Thirty minutes later, I was sneaking into the kitchen. My mother smiled at me, placed the platter of enormous pancakes on the recently washed table, and opened her arms. I flew into them, hugging her to me, my breathing growing rushed and thick as she held me tight, the warm scent of soft rose engulfing me.
“Look up here at me,” she finally said, holding my face between her hands much as Mimi had. “You are such a beautiful man. So delicate and emotive. Your father would be so proud.”
I placed a kiss to her soft, white cheek. “I’m not sure, Mom. I’ve been hiding from life, from him, from everything…”
“Are you taking your meds?”
“Yes, yes, I am, every day. I just…” My sigh was enormous.
Mom patted my shoulder, then pushed me gently to a chair. “Sit and eat. You’ve lost weight, and you didn’t have any to spare.”

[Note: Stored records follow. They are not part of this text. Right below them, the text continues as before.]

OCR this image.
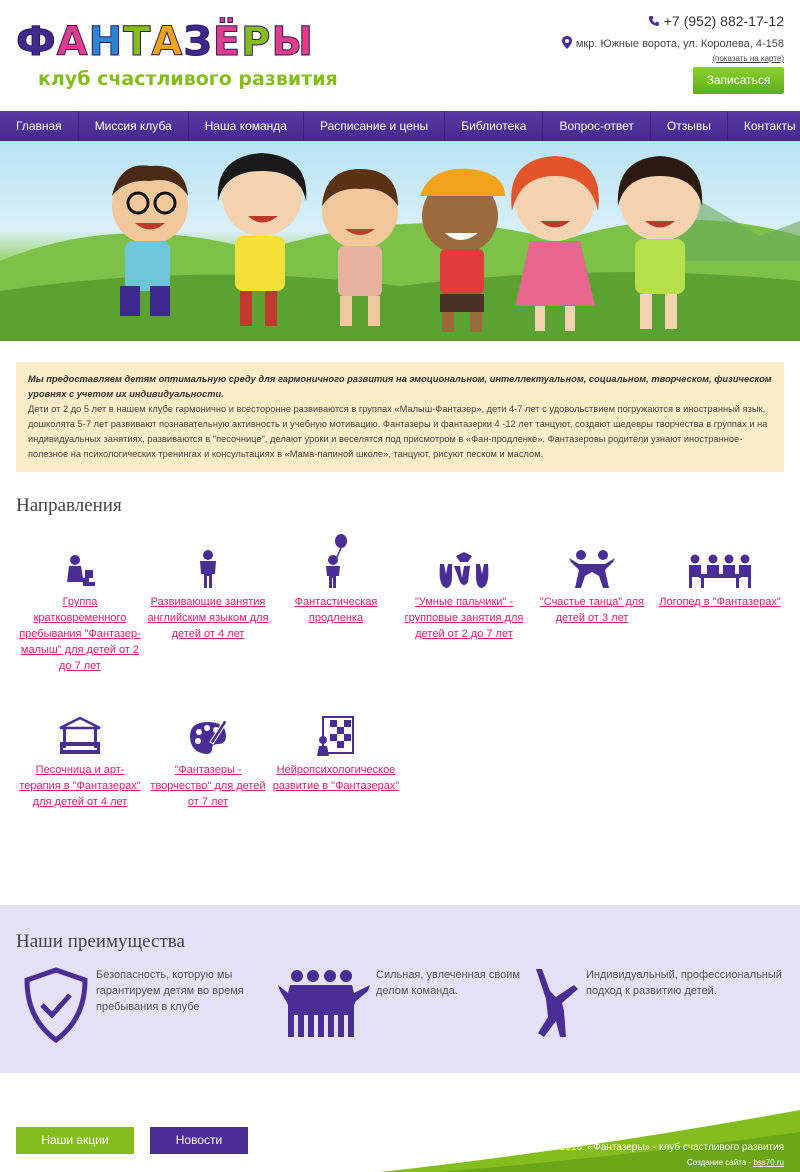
ФАНТАЗЁРЫ
клуб счастливого развития
+7 (952) 882-17-12
мкр. Южные ворота, ул. Королева, 4-158
(показать на карте)
Записаться
Главная	Миссия клуба	Наша команда	Расписание и цены	Библиотека	Вопрос-ответ	Отзывы	Контакты
Мы предоставляем детям оптимальную среду для гармоничного развития на эмоциональном, интеллектуальном, социальном, творческом, физическом уровнях с учетом их индивидуальности.
Дети от 2 до 5 лет в нашем клубе гармонично и всесторонне развиваются в группах «Малыш-Фантазер», дети 4-7 лет с удовольствием погружаются в иностранный язык, дошколята 5-7 лет развивают познавательную активность и учебную мотивацию. Фантазеры и фантазерки 4 -12 лет танцуют, создают шедевры творчества в группах и на индивидуальных занятиях, развиваются в "песочнице", делают уроки и веселятся под присмотром в «Фан-продленке». Фантазеровы родители узнают иностранное-полезное на психологических тренингах и консультациях в «Мама-папиной школе», танцуют, рисуют песком и маслом.
Направления
Группа кратковременного пребывания "Фантазер-малыш" для детей от 2 до 7 лет
Развивающие занятия английским языком для детей от 4 лет
Фантастическая продленка
"Умные пальчики" - групповые занятия для детей от 2 до 7 лет
"Счастье танца" для детей от 3 лет
Логопед в "Фантазерах"
Песочница и арт-терапия в "Фантазерах" для детей от 4 лет
"Фантазеры - творчество" для детей от 7 лет
Нейропсихологическое развитие в "Фантазерах"
Наши преимущества
Безопасность, которую мы гарантируем детям во время пребывания в клубе
Сильная, увлеченная своим делом команда.
Индивидуальный, профессиональный подход к развитию детей.
Наши акции	Новости
© 2016. «Фантазеры» - клуб счастливого развития
Создание сайта - bss70.ru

She forked five pancakes onto my plate. My eyes widened. Mimi chuckled as Mom then doused the pancakes with syrup. The rich smell of sweet butter and maple danced inside my nose, making my mouth water. They nibbled as I ate. When I was done, the plate was empty and my stomach was huge. Mimi’s head bobbed along to Mozart playing from her phone. There was always music where Mimi was. It was one of a billion things I loved about her.

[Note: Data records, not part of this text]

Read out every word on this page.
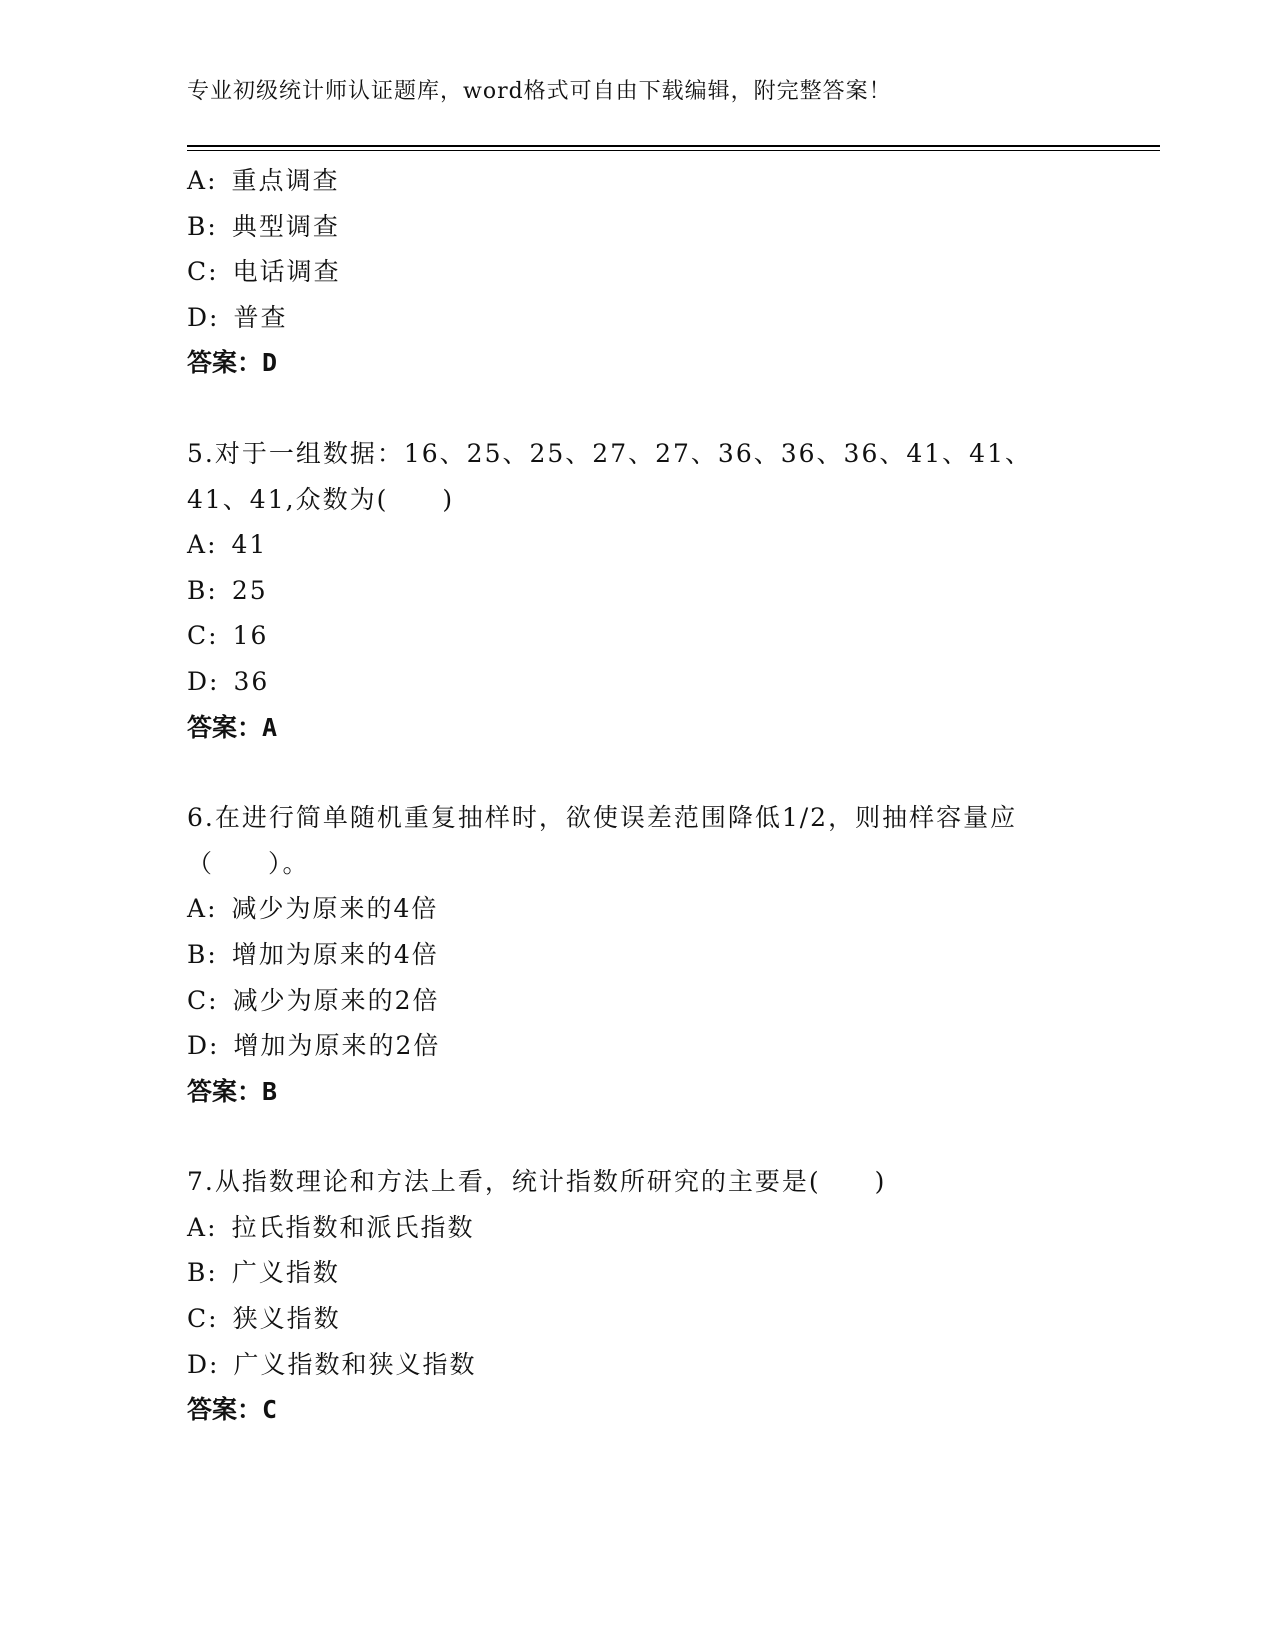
专业初级统计师认证题库，word格式可自由下载编辑，附完整答案！
A: 重点调查
B: 典型调查
C: 电话调查
D: 普查
答案：D
5.对于一组数据：16、25、25、27、27、36、36、36、41、41、41、41,众数为(　　)
A: 41
B: 25
C: 16
D: 36
答案：A
6.在进行简单随机重复抽样时，欲使误差范围降低1/2，则抽样容量应（　　）。
A: 减少为原来的4倍
B: 增加为原来的4倍
C: 减少为原来的2倍
D: 增加为原来的2倍
答案：B
7.从指数理论和方法上看，统计指数所研究的主要是(　　)
A: 拉氏指数和派氏指数
B: 广义指数
C: 狭义指数
D: 广义指数和狭义指数
答案：C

“Now, tell us how you plan to fix your life.” Mom took a sip of black coffee, her keen blue eyes locked on me—my face—reading me as easily as one did her lyrical poems.
“I uhm…” I glanced at Mimi. She’d pulled out her crocheting, which meant she was in pure listening mode. Maybe she’d toss in a few ”Mm-hmms” here and there. Mimi jerked her chin at me to goad me on. “I uhm… well, I’m going to go to the museum today with you and Mimi and talk to bloggers and news people. And I promise I’ll eat more.”